Kager P A, Dondorp A M
Academisch Medisch Centrum, afd. Inwendige Geneeskunde, onderafdeling Infectieziekten, Tropische Geneeskunde en Aids, Meibergdreef 9, 1105 AZ Amsterdam.
Ned Tijdschr Geneeskd. 2001 Jan 20;145(3):138-41.

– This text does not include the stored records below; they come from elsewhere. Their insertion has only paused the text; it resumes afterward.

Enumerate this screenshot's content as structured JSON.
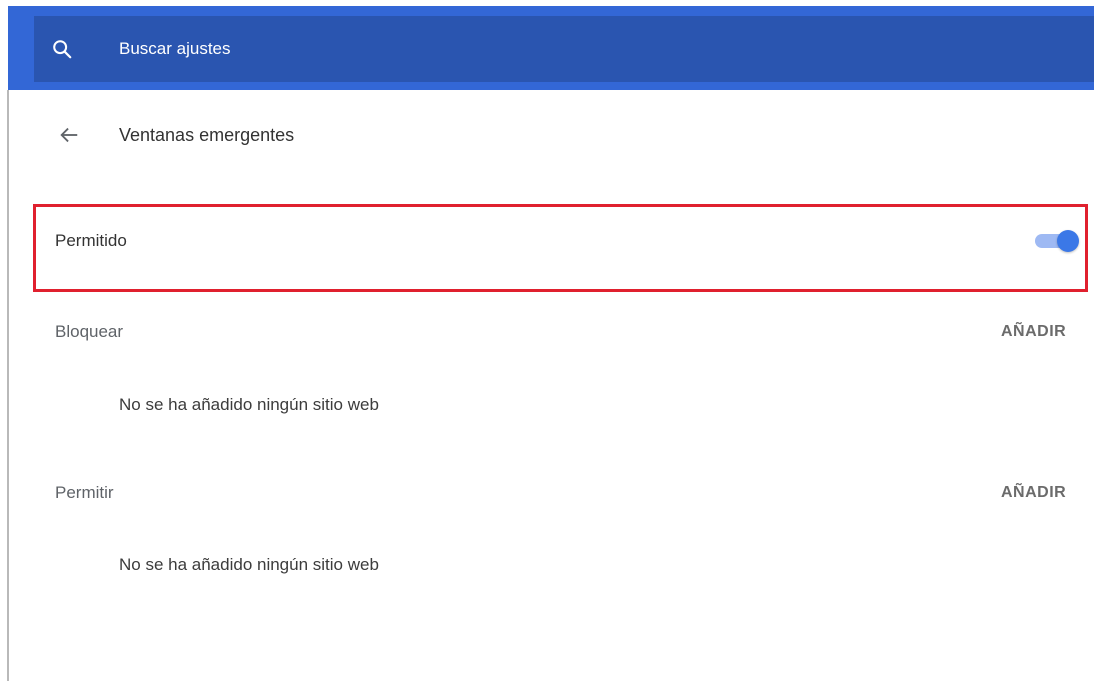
{
  "search": {
    "placeholder": "Buscar ajustes",
    "icon": "search-icon"
  },
  "page": {
    "title": "Ventanas emergentes",
    "back_icon": "arrow-left-icon"
  },
  "main_toggle": {
    "label": "Permitido",
    "enabled": true
  },
  "sections": {
    "block": {
      "title": "Bloquear",
      "add_label": "AÑADIR",
      "empty_text": "No se ha añadido ningún sitio web"
    },
    "allow": {
      "title": "Permitir",
      "add_label": "AÑADIR",
      "empty_text": "No se ha añadido ningún sitio web"
    }
  },
  "colors": {
    "header_bg": "#3367d6",
    "search_bg": "#2a55b0",
    "highlight_border": "#e0202e",
    "toggle_knob": "#3b78e7",
    "toggle_track": "#9eb9f3"
  }
}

A 26-year-old woman, who had visited the Krugerpark in South Africa 5 days before, presented with fever, a skin lesion with a black crust (eschar), lymphadenopathy and a vesiculo papular rash. The clinical diagnosis 'Rickettsia africae infection' was confirmed by specific serological tests. A second patient aged 43 years, whose vesicular rash did not respond to flucloxacillin had been in the Krugerpark one week before and on examination was found with 2 eschars. Based on epidemiological and clinical grounds African tick fever can be distinguished from Mediterranean spotted fever (fièvre boutonneuse). In the Netherlands specific diagnostic tests are not available. For treatment the distinction is not necessary; treatment is with tetracycline or doxycycline. Both patients recovered upon this treatment.
一名26岁女性,5天前曾前往南非克鲁格国家公园,出现发热、伴有黑色痂皮(焦痂)的皮肤损害、淋巴结病及水疱丘疹性皮疹。特异性血清学检测确诊临床诊断为“非洲立克次体感染”。另一名43岁患者,其水疱性皮疹对氟氯西林无反应,1周前曾去过克鲁格国家公园,检查发现有2处焦痂。基于流行病学和临床依据,非洲蜱传热可与地中海斑疹热相鉴别。在荷兰,没有特异性诊断检测方法。对于治疗而言,这种鉴别并非必要;治疗使用四环素或强力霉素。两名患者经此治疗后均康复。